On 22 February, the South African National Treasury set out its budget plan ahead of the new fiscal year, which will start on 1 April. After slightly revising its fiscal balance upwards since October 2022, the Treasury now expects a primary surplus starting from the current fiscal year. This performance should gradually improve over the next three years, rising to 1.7% of GDP in fiscal year 2025/26. Over the same period, the budget deficit is expected to fall from 4.5% to 3.3%.

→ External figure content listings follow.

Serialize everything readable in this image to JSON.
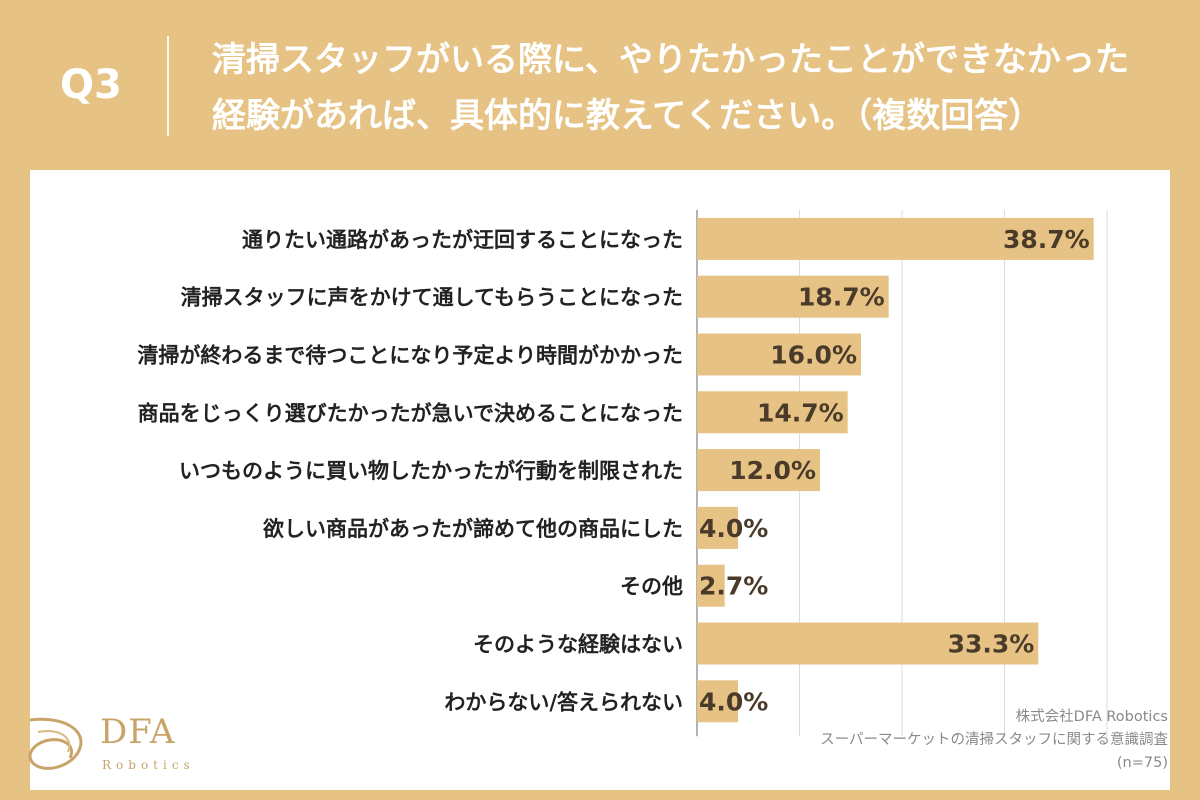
{
  "header": {
    "q_label": "Q3",
    "question": "清掃スタッフがいる際に、やりたかったことができなかった\n経験があれば、具体的に教えてください。（複数回答）"
  },
  "colors": {
    "background": "#e6c384",
    "bar": "#e6c384",
    "panel": "#ffffff"
  },
  "chart_data": {
    "type": "bar",
    "orientation": "horizontal",
    "categories": [
      "通りたい通路があったが迂回することになった",
      "清掃スタッフに声をかけて通してもらうことになった",
      "清掃が終わるまで待つことになり予定より時間がかかった",
      "商品をじっくり選びたかったが急いで決めることになった",
      "いつものように買い物したかったが行動を制限された",
      "欲しい商品があったが諦めて他の商品にした",
      "その他",
      "そのような経験はない",
      "わからない/答えられない"
    ],
    "values": [
      38.7,
      18.7,
      16.0,
      14.7,
      12.0,
      4.0,
      2.7,
      33.3,
      4.0
    ],
    "value_labels": [
      "38.7%",
      "18.7%",
      "16.0%",
      "14.7%",
      "12.0%",
      "4.0%",
      "2.7%",
      "33.3%",
      "4.0%"
    ],
    "xlim": [
      0,
      40
    ],
    "grid": true
  },
  "source": {
    "company": "株式会社DFA Robotics",
    "survey": "スーパーマーケットの清掃スタッフに関する意識調査",
    "n": "(n=75)"
  },
  "logo": {
    "name": "DFA",
    "sub": "Robotics"
  }
}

However, a number of risks may blow this trajectory off course. 2022 saw widespread load shedding across the country and inflation rocket to 7%. In the public sector, the 10% salary rise demanded for the fiscal year ahead hugely outstrips the government’s target (4.7%). With public-sector salaries accounting for approximately 50% of government spending, a negotiated salary increase far above the target could knock the primary fiscal balance's trajectory off course.
In addition, the economic environment, crippled by daily load shedding, could put even further pressure on the government’s social spending. The temporary social welfare payment introduced in 2020 in response to the coronavirus pandemic has been extended until March 2024. This payment is increasingly expected to continue beyond this date, in view of the country's deteriorating growth prospects and raising fears of long-term high unemployment. The ANC, which continues to drop in the polls, could be forced to compromise on its budget in the lead-up to the 2024 election.
On the other hand, while presenting its budget, the government made a much-anticipated announcement about the state-owned company Eskom, whose debt amounts to 6% GDP. The government declared that it would take on almost 60% of this debt over the next three years. Before an actual debt transfer, scheduled to occur during fiscal year 2025/2026, the government will provide a zero-interest concessional loan to Eskom so that it can service its debt. As a result, despite the expected fiscal consolidation trend, public debt should continue to rise before stabilising at 73.6% of GDP during fiscal year 2025/26.